The Los Angeles police department has recently gone under inspection, due to police officers tampering with video and voice recording equipment.
It has been discovered, through a number of records and interviews, that police officers from the LAPD have been disabling tracking and monitoring equipment upon entering highly populated areas such as cities and town centers. This is a huge problem, especially for the LAPD. Independently, to this day, the LAPD has been in the middle of controversy when it comes to police brutality and crowd control. The removal of such equipment is now preventing officers from being monitored by their department, technically allowing officers to act however they want towards their ‘pray’.
The L.A Times stated that the inspection of the LAPD revealed that “about half of the estimated 80 cars in one South L.A. patrol division were missing antennas, which help capture what officers say in the field.

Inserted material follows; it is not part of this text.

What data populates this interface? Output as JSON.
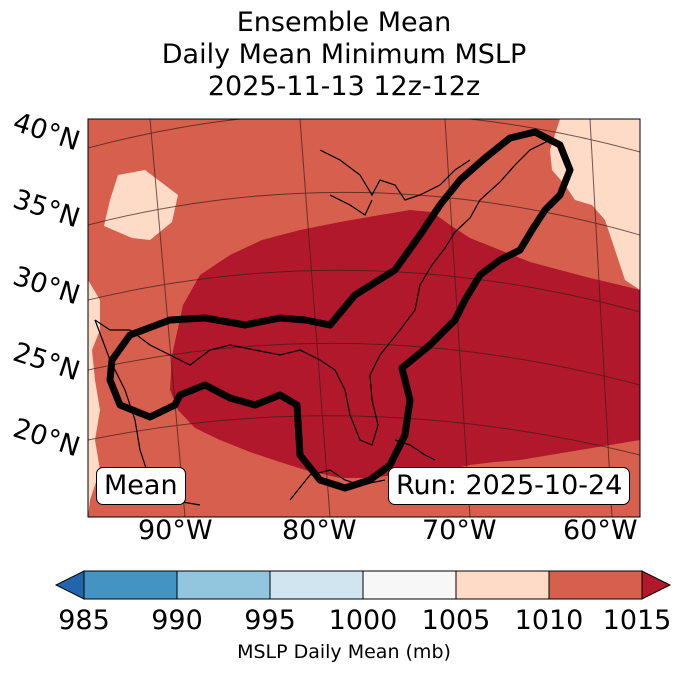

The antennas in at least 10 more cars in nearby divisions had also been removed.”
According to countercurrentnews.com, the officers have been targeting specific areas to do their illegal police activities, turning off their equipment in these areas regularly.

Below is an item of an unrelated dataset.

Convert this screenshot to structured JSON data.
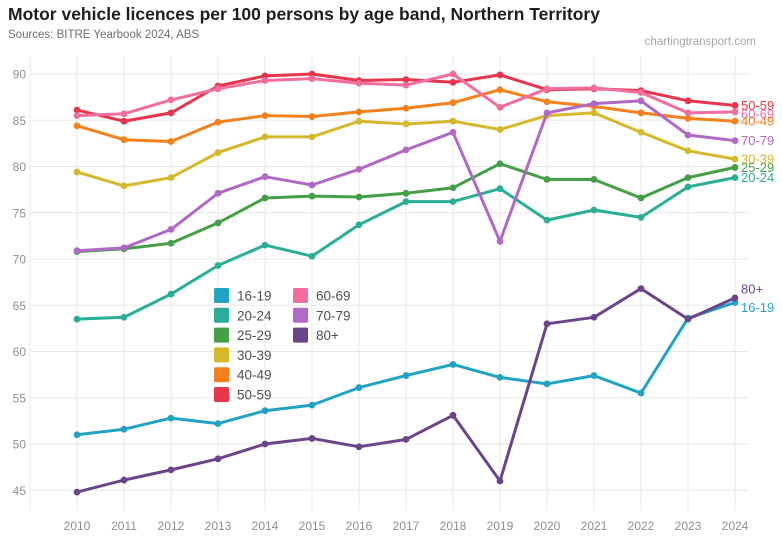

High ranking officials within the LAPD have been aware of the issue for about a year, but decided not to investigate which officers were behind it. However, the department did issue out warnings and began checking the equipment before and after shifts.
Members of the police commission, who oversee the department, were shocked to find out about the scandal months after its first discovery; the commission was not briefed about the discovery, nor was it mentioned to them directly, the commission found out about the scandal though an interview with The Times. The overseers were horrified to find that the officers they thought they could trust were actually concealing evidence, or possibly even committing illegal acts themselves.

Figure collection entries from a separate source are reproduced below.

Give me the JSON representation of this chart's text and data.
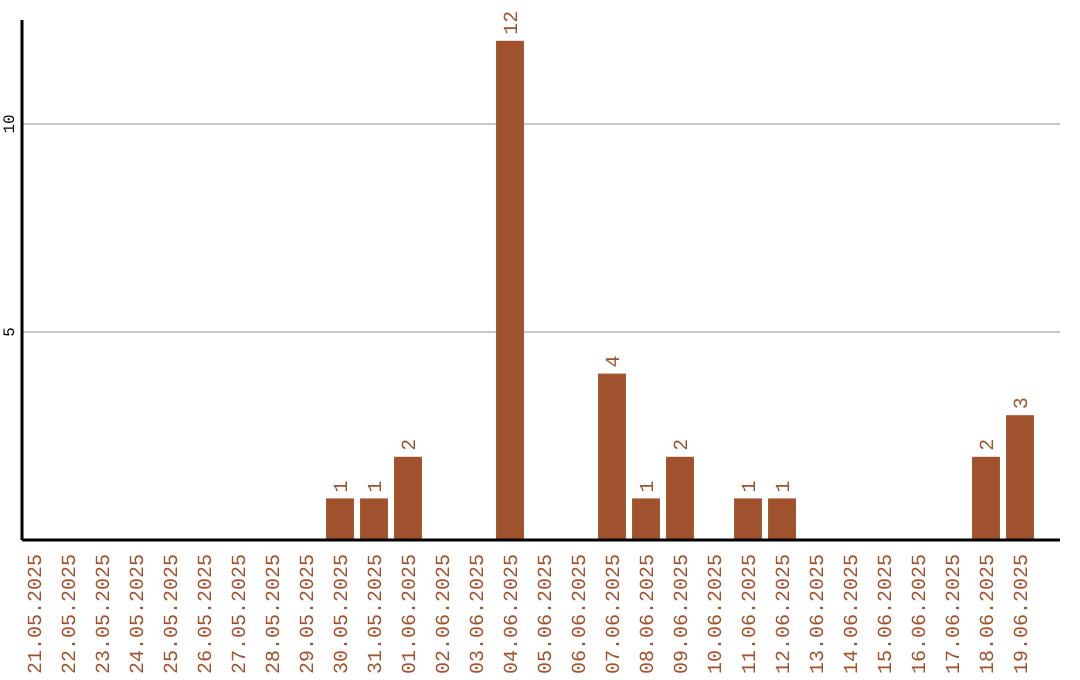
{
  "chart_data": {
    "type": "bar",
    "categories": [
      "21.05.2025",
      "22.05.2025",
      "23.05.2025",
      "24.05.2025",
      "25.05.2025",
      "26.05.2025",
      "27.05.2025",
      "28.05.2025",
      "29.05.2025",
      "30.05.2025",
      "31.05.2025",
      "01.06.2025",
      "02.06.2025",
      "03.06.2025",
      "04.06.2025",
      "05.06.2025",
      "06.06.2025",
      "07.06.2025",
      "08.06.2025",
      "09.06.2025",
      "10.06.2025",
      "11.06.2025",
      "12.06.2025",
      "13.06.2025",
      "14.06.2025",
      "15.06.2025",
      "16.06.2025",
      "17.06.2025",
      "18.06.2025",
      "19.06.2025"
    ],
    "values": [
      0,
      0,
      0,
      0,
      0,
      0,
      0,
      0,
      0,
      1,
      1,
      2,
      0,
      0,
      12,
      0,
      0,
      4,
      1,
      2,
      0,
      1,
      1,
      0,
      0,
      0,
      0,
      0,
      2,
      3
    ],
    "value_labels": [
      null,
      null,
      null,
      null,
      null,
      null,
      null,
      null,
      null,
      "1",
      "1",
      "2",
      null,
      null,
      "12",
      null,
      null,
      "4",
      "1",
      "2",
      null,
      "1",
      "1",
      null,
      null,
      null,
      null,
      null,
      "2",
      "3"
    ],
    "color": "#a0522d",
    "ylim": [
      0,
      12.5
    ],
    "yticks": [
      5,
      10
    ],
    "grid": "y"
  }
}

“On an issue like this, we need to be brought in right away,” Steve Soboroff, the commission president, explained. “This equipment is for the protection of the public and of the officers. To have people who don’t like the rules to take it upon themselves to do something like this is very troubling.”
LAPD Chief, Charlie Beck, announced that failure to inform the commission was “unintentional” and that “The department did not try to hide this issue.”
Some of the equipment that is used to monitor the police force include things such as; transmitters on their belts to relay chatter back to the police car; cameras that automatically turn on when sirens and lights are turned on, and in some cases, body cameras. Most, if not all, of this equipment can be turned off manually by the officer.
The Times also announced that Cmdr. Andrew Smith, a spokesman for Beck, said that with “a total of about 160 antennas installed in Southeast Division vehicles, 72 had been removed… Twenty antennas from cars in other divisions were missing as well,” he also stated that “We took the situation very seriously. But because the chances of determining who was responsible was so low we elected to… move on.”